3 Die Kategorien und das Codieren von Texten (S. 57)

1 Über Kategorien

Am Anfang aller qualitativen Verfahren der Textanalyse steht die sorgfältige Lektüre des Textmaterials. Auch bei der computerunterstützten Analyseform ziehen Wissenschaftler es meist vor, diesen ersten Arbeitsschritt nach dem Importieren eines Textes in die QDA-Software nicht am Bildschirm vorzunehmen. In der Forschungspraxis hat es sich bewährt, zunächst eine Arbeitsfassung der einzelnen Texte mit Absatznummerierung zu erstellen und auszudrucken. Diese Papierfassung des Textes ist es, mit der zunächst gearbeitet wird.
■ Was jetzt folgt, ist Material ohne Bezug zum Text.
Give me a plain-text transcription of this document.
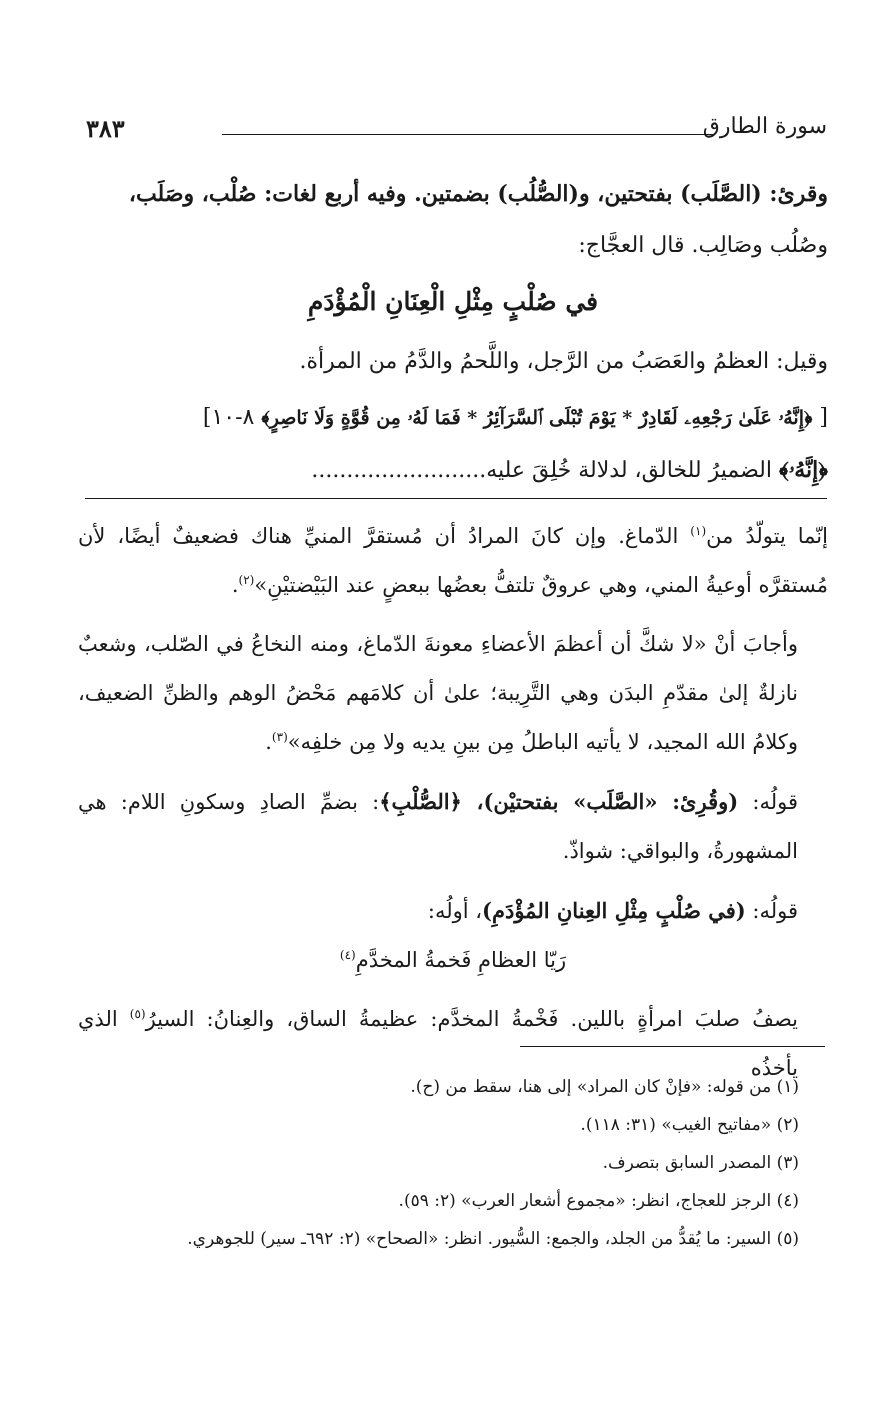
٣٨٣	سورة الطارق

وقرئ: (الصَّلَب) بفتحتين، و(الصُّلُب) بضمتين. وفيه أربع لغات: صُلْب، وصَلَب،

وصُلُب وصَالِب. قال العجَّاج:

في صُلْبٍ مِثْلِ الْعِنَانِ الْمُؤْدَمِ

وقيل: العظمُ والعَصَبُ من الرَّجل، واللَّحمُ والدَّمُ من المرأة.

[ ﴿إِنَّهُۥ عَلَىٰ رَجْعِهِۦ لَقَادِرٌ * يَوْمَ تُبْلَى ٱلسَّرَآئِرُ * فَمَا لَهُۥ مِن قُوَّةٍ وَلَا نَاصِرٍ﴾ ٨-١٠]

﴿إِنَّهُۥ﴾ الضميرُ للخالق، لدلالة خُلِقَ عليه.........................

إنّما يتولّدُ من$^{(١)}$ الدّماغ. وإن كانَ المرادُ أن مُستقرَّ المنيِّ هناك فضعيفٌ أيضًا، لأن مُستقرَّه أوعيةُ المني، وهي عروقٌ تلتفُّ بعضُها ببعضٍ عند البَيْضتيْنِ»$^{(٢)}$.

وأجابَ أنْ «لا شكَّ أن أعظمَ الأعضاءِ معونةَ الدّماغ، ومنه النخاعُ في الصّلب، وشعبٌ نازلةٌ إلىٰ مقدّمِ البدَن وهي التَّرِيبة؛ علىٰ أن كلامَهم مَحْضُ الوهم والظنِّ الضعيف، وكلامُ الله المجيد، لا يأتيه الباطلُ مِن بينِ يديه ولا مِن خلفِه»$^{(٣)}$.

قولُه: (وقُرِئ: «الصَّلَب» بفتحتيْن)، ﴿الصُّلْبِ﴾: بضمِّ الصادِ وسكونِ اللام: هي المشهورةُ، والبواقي: شواذّ.

قولُه: (في صُلْبٍ مِثْلِ العِنانِ المُؤْدَمِ)، أولُه:

رَيّا العظامِ فَخمةُ المخدَّمِ$^{(٤)}$

يصفُ صلبَ امرأةٍ باللين. فَخْمةُ المخدَّم: عظيمةُ الساق، والعِنانُ: السيرُ$^{(٥)}$ الذي يأخذُه

(١) من قوله: «فإنْ كان المراد» إلى هنا، سقط من (ح).

(٢) «مفاتيح الغيب» (٣١: ١١٨).

(٣) المصدر السابق بتصرف.

(٤) الرجز للعجاج، انظر: «مجموع أشعار العرب» (٢: ٥٩).

(٥) السير: ما يُقدُّ من الجلد، والجمع: السُّيور. انظر: «الصحاح» (٢: ٦٩٢ـ سير) للجوهري.
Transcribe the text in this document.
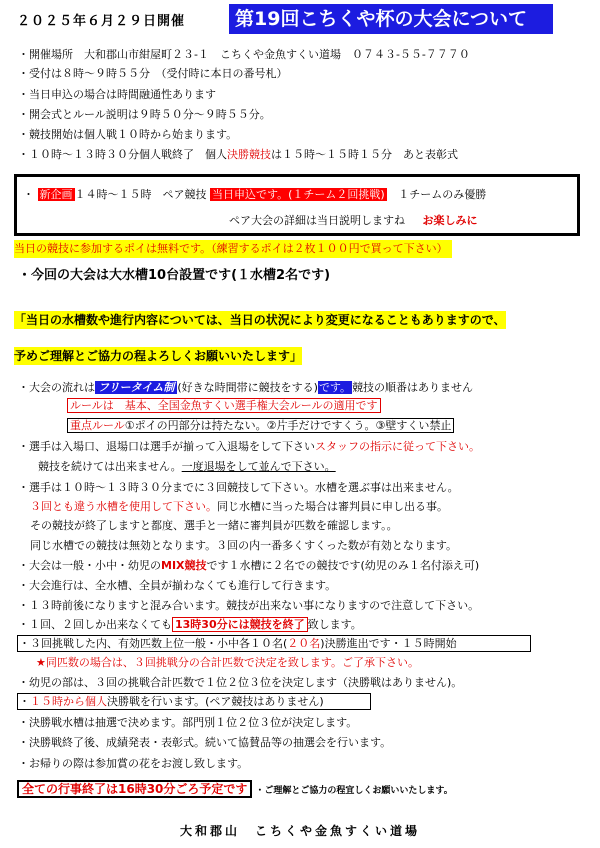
２０２５年６月２９日開催	第19回こちくや杯の大会について
・開催場所　大和郡山市紺屋町２３-１　こちくや金魚すくい道場　０７４３-５５-７７７０
・受付は８時～９時５５分　（受付時に本日の番号札）
・当日申込の場合は時間融通性あります
・開会式とルール説明は９時５０分～９時５５分。
・競技開始は個人戦１０時から始まります。
・１０時～１３時３０分個人戦終了　個人決勝競技は１５時～１５時１５分　あと表彰式
・ 新企画 １４時～１５時　ペア競技 当日申込です。(１チーム２回挑戦) １チームのみ優勝
ペア大会の詳細は当日説明しますね お楽しみに
当日の競技に参加するポイは無料です。（練習するポイは２枚１００円で買って下さい）
・今回の大会は大水槽10台設置です(１水槽2名です)
「当日の水槽数や進行内容については、当日の状況により変更になることもありますので、
予めご理解とご協力の程よろしくお願いいたします」
・大会の流れは フリータイム制 (好きな時間帯に競技をする)です。競技の順番はありません
ルールは　基本、全国金魚すくい選手権大会ルールの適用です
重点ルール①ポイの円部分は持たない。②片手だけですくう。③壁すくい禁止
・選手は入場口、退場口は選手が揃って入退場をして下さいスタッフの指示に従って下さい。
競技を続けては出来ません。一度退場をして並んで下さい。
・選手は１０時～１３時３０分までに３回競技して下さい。水槽を選ぶ事は出来ません。
３回とも違う水槽を使用して下さい。同じ水槽に当った場合は審判員に申し出る事。
その競技が終了しますと都度、選手と一緒に審判員が匹数を確認します。。
同じ水槽での競技は無効となります。３回の内一番多くすくった数が有効となります。
・大会は一般・小中・幼児のMIX競技です１水槽に２名での競技です(幼児のみ１名付添え可)
・大会進行は、全水槽、全員が揃わなくても進行して行きます。
・１３時前後になりますと混み合います。競技が出来ない事になりますので注意して下さい。
・１回、２回しか出来なくても 13時30分には競技を終了 致します。
・３回挑戦した内、有効匹数上位一般・小中各１０名(２０名)決勝進出です・１５時開始
★同匹数の場合は、３回挑戦分の合計匹数で決定を致します。ご了承下さい。
・幼児の部は、３回の挑戦合計匹数で１位２位３位を決定します（決勝戦はありません)。
・１５時から個人決勝戦を行います。(ペア競技はありません)
・決勝戦水槽は抽選で決めます。部門別１位２位３位が決定します。
・決勝戦終了後、成績発表・表彰式。続いて協賛品等の抽選会を行います。
・お帰りの際は参加賞の花をお渡し致します。
全ての行事終了は16時30分ごろ予定です ・ご理解とご協力の程宜しくお願いいたします。
大和郡山　こちくや金魚すくい道場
Vor allem dann, wenn man mit Kolleginnen und Kollegen im Team zusammen arbeitet, ist es von Vorteil über eine solche sequentiell nummerierte Textfassung zu verfügen. So kann man sich bei der gemeinsamen Diskussion von Textpassagen besser verständigen und unter Angabe der Absatznummer Textstellen leicht finden. Auch während der computerunterstützten Analyse qualitativer Daten ist es nicht der Computer, der denkt, interpretiert und codiert, sondern immer noch der Mensch.

Qualitative Daten sind gegenüber der datenbankmäßigen Erfassung und automatischen Codierung ein sehr resistentes Material. Deshalb ist es trotz der gestiegenen Möglichkeiten von automatischen Codierverfahren die intellektuelle Codierung, die im Zentrum von QDA-Programmen steht. Wenn hier von Codieren die Rede ist, so wird darunter zunächst ganz allgemein die Zuordnung von Kategorien zu relevanten Textpassagen bzw. die Klassifikation von Textmerkmalen verstanden. Unter einem Code oder einer Kategorie ist dabei ein Bezeichner zu verstehen, der Textstellen zugeordnet wird.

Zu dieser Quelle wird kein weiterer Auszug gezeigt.